As George Orwell’s darkest fantasies about state surveillance continue to come true, many of us feel powerless.
Enter New York-based artist Adam Harvey with his range of "Stealth Wear" clothing, including a burqa design, integrating metallic fibers to throw off drone cameras and infrared sensors.
Metro: How much cover do you think your designs could offer the wearer?
Harvey: I want to provide enough cover to prove that the concept works, yet not so much that I'm raising red flags. They could offer more. However, engineering a complete thermal cloak would be difficult since heat must be transferred somewhere, not only reflected. This kind of camouflage will become increasingly important as thermal cameras become an integral part of mainstream surveillance ecosystems.

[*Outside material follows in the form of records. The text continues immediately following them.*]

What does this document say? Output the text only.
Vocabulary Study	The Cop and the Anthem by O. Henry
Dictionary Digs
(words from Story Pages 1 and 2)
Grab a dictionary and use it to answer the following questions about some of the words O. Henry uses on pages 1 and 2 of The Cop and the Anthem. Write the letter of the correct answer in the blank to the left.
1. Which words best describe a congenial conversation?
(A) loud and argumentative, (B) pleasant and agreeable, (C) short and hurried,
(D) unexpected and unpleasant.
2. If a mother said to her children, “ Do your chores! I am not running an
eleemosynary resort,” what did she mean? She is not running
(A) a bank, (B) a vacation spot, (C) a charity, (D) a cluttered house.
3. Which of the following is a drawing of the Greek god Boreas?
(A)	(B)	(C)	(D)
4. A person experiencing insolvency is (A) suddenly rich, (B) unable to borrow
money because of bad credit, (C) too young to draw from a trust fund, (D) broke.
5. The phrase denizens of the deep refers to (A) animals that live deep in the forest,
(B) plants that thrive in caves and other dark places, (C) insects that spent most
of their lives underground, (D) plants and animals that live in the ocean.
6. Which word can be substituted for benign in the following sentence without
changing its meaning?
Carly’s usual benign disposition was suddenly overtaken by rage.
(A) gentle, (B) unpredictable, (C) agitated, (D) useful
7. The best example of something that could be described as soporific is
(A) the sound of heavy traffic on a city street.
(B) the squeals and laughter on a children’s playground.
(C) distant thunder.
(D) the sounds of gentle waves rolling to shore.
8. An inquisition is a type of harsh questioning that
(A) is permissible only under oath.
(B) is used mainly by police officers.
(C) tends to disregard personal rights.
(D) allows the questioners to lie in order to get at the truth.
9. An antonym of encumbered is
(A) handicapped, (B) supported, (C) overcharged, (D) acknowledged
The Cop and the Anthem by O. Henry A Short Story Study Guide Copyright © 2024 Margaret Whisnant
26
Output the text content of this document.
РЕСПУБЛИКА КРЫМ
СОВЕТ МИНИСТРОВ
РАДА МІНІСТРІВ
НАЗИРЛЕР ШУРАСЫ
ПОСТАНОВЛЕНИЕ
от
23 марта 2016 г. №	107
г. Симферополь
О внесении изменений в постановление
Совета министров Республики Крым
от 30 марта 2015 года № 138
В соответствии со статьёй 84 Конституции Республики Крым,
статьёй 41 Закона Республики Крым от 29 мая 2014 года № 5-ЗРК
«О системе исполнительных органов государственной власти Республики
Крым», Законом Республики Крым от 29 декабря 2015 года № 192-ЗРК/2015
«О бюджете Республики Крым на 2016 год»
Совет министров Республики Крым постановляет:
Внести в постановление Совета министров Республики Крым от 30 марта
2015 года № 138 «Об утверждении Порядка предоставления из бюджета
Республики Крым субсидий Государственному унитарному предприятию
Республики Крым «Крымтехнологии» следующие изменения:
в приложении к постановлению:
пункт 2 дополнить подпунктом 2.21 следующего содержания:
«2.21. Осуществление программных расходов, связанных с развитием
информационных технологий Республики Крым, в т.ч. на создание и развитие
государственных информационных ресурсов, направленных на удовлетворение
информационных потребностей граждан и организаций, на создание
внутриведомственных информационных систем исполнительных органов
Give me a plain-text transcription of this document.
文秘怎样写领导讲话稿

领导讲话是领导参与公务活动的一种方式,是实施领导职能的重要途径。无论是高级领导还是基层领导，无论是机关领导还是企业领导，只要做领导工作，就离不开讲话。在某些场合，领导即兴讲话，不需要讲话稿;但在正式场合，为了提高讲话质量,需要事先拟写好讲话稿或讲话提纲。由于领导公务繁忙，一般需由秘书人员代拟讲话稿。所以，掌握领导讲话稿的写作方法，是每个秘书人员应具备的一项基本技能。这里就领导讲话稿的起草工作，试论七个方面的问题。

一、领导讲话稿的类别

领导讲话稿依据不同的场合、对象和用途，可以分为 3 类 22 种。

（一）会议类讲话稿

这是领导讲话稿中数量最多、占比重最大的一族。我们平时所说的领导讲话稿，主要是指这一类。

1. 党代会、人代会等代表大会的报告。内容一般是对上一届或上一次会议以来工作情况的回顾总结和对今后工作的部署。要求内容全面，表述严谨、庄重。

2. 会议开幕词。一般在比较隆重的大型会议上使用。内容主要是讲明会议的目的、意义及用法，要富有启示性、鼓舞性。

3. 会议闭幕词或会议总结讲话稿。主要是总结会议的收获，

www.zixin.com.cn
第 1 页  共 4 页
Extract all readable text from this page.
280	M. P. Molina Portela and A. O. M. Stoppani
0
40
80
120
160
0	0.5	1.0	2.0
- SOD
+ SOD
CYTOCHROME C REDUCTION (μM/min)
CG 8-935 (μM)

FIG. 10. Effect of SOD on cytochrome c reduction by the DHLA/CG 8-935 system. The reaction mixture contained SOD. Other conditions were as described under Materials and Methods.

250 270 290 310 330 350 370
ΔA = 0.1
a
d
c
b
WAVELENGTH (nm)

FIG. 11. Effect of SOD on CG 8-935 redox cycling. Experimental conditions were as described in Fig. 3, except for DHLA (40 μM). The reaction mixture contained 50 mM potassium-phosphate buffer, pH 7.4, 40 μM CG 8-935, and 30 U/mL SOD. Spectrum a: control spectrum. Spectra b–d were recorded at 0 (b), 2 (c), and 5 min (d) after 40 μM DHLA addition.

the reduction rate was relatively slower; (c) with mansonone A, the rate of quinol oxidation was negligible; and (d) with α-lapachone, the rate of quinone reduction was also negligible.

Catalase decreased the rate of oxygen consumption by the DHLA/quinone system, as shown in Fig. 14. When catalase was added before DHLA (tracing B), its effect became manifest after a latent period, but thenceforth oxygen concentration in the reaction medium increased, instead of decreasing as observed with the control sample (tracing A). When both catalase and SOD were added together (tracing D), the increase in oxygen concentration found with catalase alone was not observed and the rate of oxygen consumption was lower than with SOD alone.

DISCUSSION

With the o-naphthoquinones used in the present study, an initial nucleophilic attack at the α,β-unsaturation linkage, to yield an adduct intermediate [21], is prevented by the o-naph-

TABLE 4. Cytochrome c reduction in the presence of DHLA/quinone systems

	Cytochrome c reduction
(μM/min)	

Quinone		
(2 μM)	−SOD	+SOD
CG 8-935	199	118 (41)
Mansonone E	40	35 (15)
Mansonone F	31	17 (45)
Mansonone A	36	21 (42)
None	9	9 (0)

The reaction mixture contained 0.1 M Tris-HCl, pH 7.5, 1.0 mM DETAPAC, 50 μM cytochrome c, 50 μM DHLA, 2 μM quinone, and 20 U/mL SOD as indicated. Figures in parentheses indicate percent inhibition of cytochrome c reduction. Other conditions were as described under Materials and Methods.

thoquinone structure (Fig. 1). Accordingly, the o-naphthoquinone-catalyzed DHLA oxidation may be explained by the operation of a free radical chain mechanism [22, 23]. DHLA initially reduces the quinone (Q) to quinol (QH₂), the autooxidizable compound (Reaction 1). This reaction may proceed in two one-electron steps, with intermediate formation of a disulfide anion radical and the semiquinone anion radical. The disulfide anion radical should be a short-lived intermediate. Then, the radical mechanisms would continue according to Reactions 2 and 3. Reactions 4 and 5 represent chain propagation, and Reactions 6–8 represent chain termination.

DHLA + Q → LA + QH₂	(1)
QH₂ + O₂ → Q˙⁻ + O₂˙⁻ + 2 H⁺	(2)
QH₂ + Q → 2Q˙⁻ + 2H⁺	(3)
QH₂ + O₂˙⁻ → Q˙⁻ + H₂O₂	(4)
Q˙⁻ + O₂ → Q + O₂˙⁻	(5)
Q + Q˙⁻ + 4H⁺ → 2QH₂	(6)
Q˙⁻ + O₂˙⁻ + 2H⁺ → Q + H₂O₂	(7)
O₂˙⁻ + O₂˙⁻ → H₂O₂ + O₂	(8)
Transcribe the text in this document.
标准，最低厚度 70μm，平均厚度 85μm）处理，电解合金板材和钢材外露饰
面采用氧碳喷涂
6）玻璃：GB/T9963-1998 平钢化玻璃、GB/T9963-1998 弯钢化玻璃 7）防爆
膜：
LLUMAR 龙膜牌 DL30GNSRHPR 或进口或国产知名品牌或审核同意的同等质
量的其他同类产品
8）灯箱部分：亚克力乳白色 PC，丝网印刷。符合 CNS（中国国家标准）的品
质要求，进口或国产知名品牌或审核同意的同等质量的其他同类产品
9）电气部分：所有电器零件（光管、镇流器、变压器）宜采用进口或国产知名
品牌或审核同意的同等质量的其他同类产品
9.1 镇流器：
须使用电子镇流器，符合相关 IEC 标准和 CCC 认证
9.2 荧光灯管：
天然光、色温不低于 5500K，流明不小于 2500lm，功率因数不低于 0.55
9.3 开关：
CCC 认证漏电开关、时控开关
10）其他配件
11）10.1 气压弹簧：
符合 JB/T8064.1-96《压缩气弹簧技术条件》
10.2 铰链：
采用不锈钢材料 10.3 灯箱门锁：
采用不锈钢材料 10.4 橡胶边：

Did you worry at all about trivializing drones, given the damage they do in places like Pakistan?
This work is meant to serve the interests of anyone living in an environment where drones are used. Having the ability to control or reduce your thermal signature can empower the wearer. My only concern in designing the burqa was that it was a revision of a religious garment.
Who do you see as potential buyers for such products? Would you sell them in Pakistan?
Yes, hopefully anyone anywhere drones are used. Of course, to become more effective, the prices should be lower. I hope that by introducing the concept other designers will take my ideas and make them better, more accessible.
Do you feel this is unique or are you part of a wider movement for anti-surveillance clothing?
There's a big movement that's growing everyday. For example, privacy design and counter-surveillance classes are now offered in school, including at New York University.